Rodin mixes jeans she’s just bought—“I have some wide, wide ones from Chloé”—with pairs she’s worn for years. “I always go back to my vintage 501s,” she says. “I save them, I patch them, I’m always afraid they’ll fall apart.”
How do we still fit into the jeans we’re wearing now, 30 years later? “I’m lucky,” she says. “I still have the same silhouette, so I can still wear the same shapes.” Luck—really? “It’s genetics, mostly,” she says. “My mother was very vivacious—I do have a lot of energy.”
The Diet
“I’m moving all the time, I run around New York, I walk the dog… I don’t smoke, I eat well.” By well she means a mostly Mediterranean diet. “I don’t love fruit, but I love vegetables. I eat fish, occasionally poultry, then meat once every six months. I didn’t eat meat for 40 years, and now I’m back—I had vertigo, and the doctor said eat some meat, and it fixed it.”
“Again, I’m lucky that I like healthy food—I just never liked junk food. I try to do my best, but I’m not a maniac. If there’s some delicious french fries, I eat them.”
The Skin
“Everybody sees these pictures of me retouched. I don’t look like that! People say, you look so great, but I mean, we’re not having lunch together, that’s not how I really look.” (Note: many, including this writer, would heartily disagree with that last statement.) She’s circumspect about aging: “The facelift thing is difficult. I wouldn’t do it, but there’s so much pressure, I can understand why everyone does it. So everyone looks a little morphed. I tried filler and I didn’t like it; I looked morphed. That’s not to say I love my wrinkles—I can’t believe it, there’s a new one every day, it’s the worst!

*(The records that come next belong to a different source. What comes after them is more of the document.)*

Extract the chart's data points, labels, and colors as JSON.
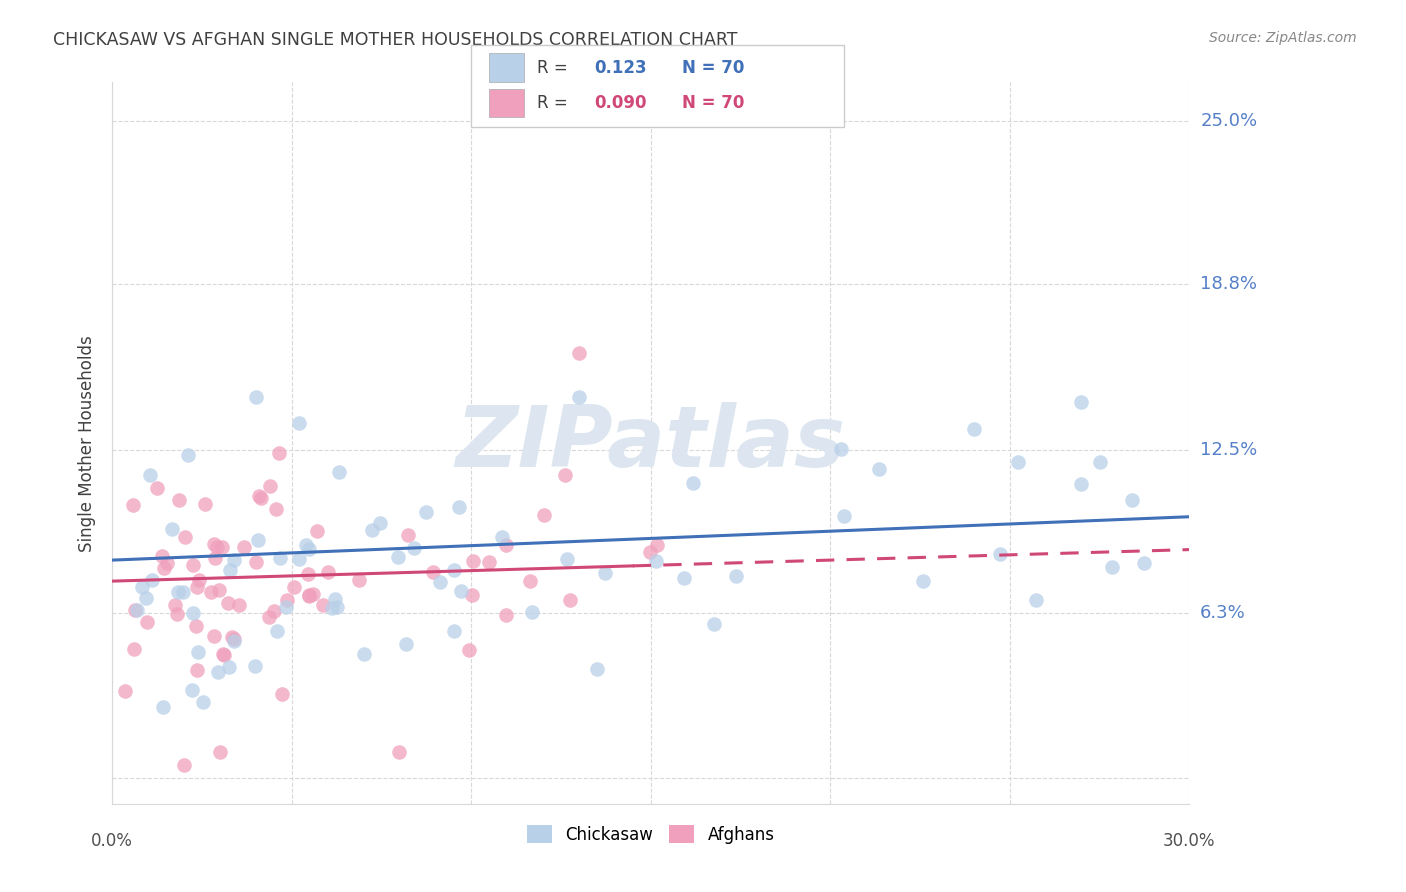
{
  "title": "CHICKASAW VS AFGHAN SINGLE MOTHER HOUSEHOLDS CORRELATION CHART",
  "source": "Source: ZipAtlas.com",
  "ylabel": "Single Mother Households",
  "watermark": "ZIPatlas",
  "xmin": 0.0,
  "xmax": 0.3,
  "ymin": -0.01,
  "ymax": 0.265,
  "ytick_vals": [
    0.0,
    0.063,
    0.125,
    0.188,
    0.25
  ],
  "ytick_labels": [
    "",
    "6.3%",
    "12.5%",
    "18.8%",
    "25.0%"
  ],
  "chickasaw_color": "#b8d0e8",
  "afghan_color": "#f0a0bc",
  "trend_chickasaw_color": "#4070b8",
  "trend_afghan_color": "#d04878",
  "title_color": "#404040",
  "source_color": "#888888",
  "ylabel_color": "#404040",
  "ytick_color": "#5580c8",
  "grid_color": "#d8d8d8",
  "watermark_color": "#dde6f0",
  "background_color": "#ffffff",
  "legend_r1_label": "R = ",
  "legend_r1_val": " 0.123",
  "legend_r1_n": "N = 70",
  "legend_r2_label": "R = ",
  "legend_r2_val": " 0.090",
  "legend_r2_n": "N = 70"
}
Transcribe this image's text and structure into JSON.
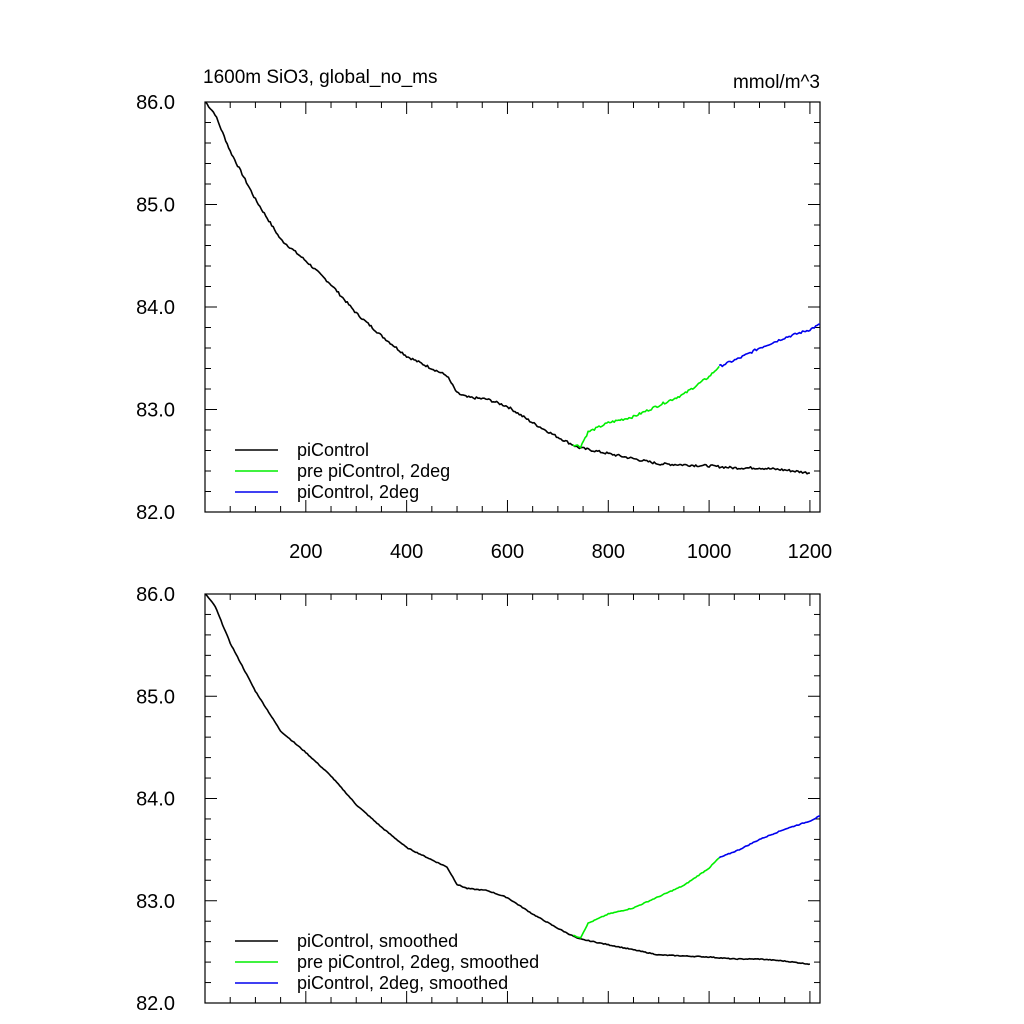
{
  "chart_data": [
    {
      "type": "line",
      "title": "1600m SiO3, global_no_ms",
      "units": "mmol/m^3",
      "xlim": [
        0,
        1220
      ],
      "ylim": [
        82.0,
        86.0
      ],
      "xticks": [
        200,
        400,
        600,
        800,
        1000,
        1200
      ],
      "xtick_labels": [
        "200",
        "400",
        "600",
        "800",
        "1000",
        "1200"
      ],
      "yticks": [
        82.0,
        83.0,
        84.0,
        85.0,
        86.0
      ],
      "ytick_labels": [
        "82.0",
        "83.0",
        "84.0",
        "85.0",
        "86.0"
      ],
      "legend_position": "bottom-left",
      "series": [
        {
          "name": "piControl",
          "color": "#000000",
          "x": [
            1,
            20,
            50,
            100,
            150,
            200,
            250,
            300,
            350,
            400,
            450,
            480,
            500,
            520,
            560,
            600,
            650,
            700,
            740,
            800,
            850,
            900,
            950,
            1000,
            1050,
            1100,
            1150,
            1200
          ],
          "y": [
            86.0,
            85.88,
            85.52,
            85.05,
            84.66,
            84.45,
            84.22,
            83.94,
            83.72,
            83.52,
            83.4,
            83.33,
            83.16,
            83.12,
            83.1,
            83.03,
            82.87,
            82.73,
            82.63,
            82.57,
            82.52,
            82.47,
            82.46,
            82.45,
            82.43,
            82.43,
            82.41,
            82.38
          ]
        },
        {
          "name": "pre piControl, 2deg",
          "color": "#00ee00",
          "x": [
            730,
            745,
            760,
            800,
            850,
            900,
            950,
            1000,
            1020
          ],
          "y": [
            82.66,
            82.64,
            82.78,
            82.87,
            82.93,
            83.04,
            83.15,
            83.32,
            83.42
          ],
          "noise": 0.012
        },
        {
          "name": "piControl, 2deg",
          "color": "#0000ee",
          "x": [
            1020,
            1060,
            1100,
            1150,
            1200,
            1220
          ],
          "y": [
            83.42,
            83.5,
            83.6,
            83.7,
            83.78,
            83.83
          ]
        }
      ]
    },
    {
      "type": "line",
      "title": "",
      "xlim": [
        0,
        1220
      ],
      "ylim": [
        82.0,
        86.0
      ],
      "xticks": [
        200,
        400,
        600,
        800,
        1000,
        1200
      ],
      "xtick_labels": [],
      "yticks": [
        82.0,
        83.0,
        84.0,
        85.0,
        86.0
      ],
      "ytick_labels": [
        "82.0",
        "83.0",
        "84.0",
        "85.0",
        "86.0"
      ],
      "legend_position": "bottom-left",
      "series": [
        {
          "name": "piControl, smoothed",
          "color": "#000000",
          "x": [
            1,
            20,
            50,
            100,
            150,
            200,
            250,
            300,
            350,
            400,
            450,
            480,
            500,
            520,
            560,
            600,
            650,
            700,
            740,
            800,
            850,
            900,
            950,
            1000,
            1050,
            1100,
            1150,
            1200
          ],
          "y": [
            86.0,
            85.88,
            85.52,
            85.05,
            84.66,
            84.45,
            84.22,
            83.94,
            83.72,
            83.52,
            83.4,
            83.33,
            83.16,
            83.12,
            83.1,
            83.03,
            82.87,
            82.73,
            82.63,
            82.57,
            82.52,
            82.47,
            82.46,
            82.45,
            82.43,
            82.43,
            82.41,
            82.38
          ]
        },
        {
          "name": "pre piControl, 2deg, smoothed",
          "color": "#00ee00",
          "x": [
            730,
            745,
            760,
            800,
            850,
            900,
            950,
            1000,
            1020
          ],
          "y": [
            82.66,
            82.64,
            82.78,
            82.87,
            82.93,
            83.04,
            83.15,
            83.32,
            83.42
          ]
        },
        {
          "name": "piControl, 2deg, smoothed",
          "color": "#0000ee",
          "x": [
            1020,
            1060,
            1100,
            1150,
            1200,
            1220
          ],
          "y": [
            83.42,
            83.5,
            83.6,
            83.7,
            83.78,
            83.83
          ]
        }
      ]
    }
  ]
}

“If I’d known what we know now, I’d have worn sunscreen,” she says. “I wear it now, but it’s too late. But I had so much fun—I just had the best time sitting in sun, playing the water, lying on the beach with my friends in our polka-dot bikinis and convertibles. It was such an innocent, fun time. I wouldn’t trade it, I’d just have worn sunblock.”
She developed Olio Osso for her own skin, and she puts it on at least twice every day. “In the morning, I dampen my face with warm water, and put on the oil. At night, I cleanse my face with Rodin cleanser and then take a bath. I sit for as long as my doggie allows me to, I get out and dry off and slather myself with my body oil.”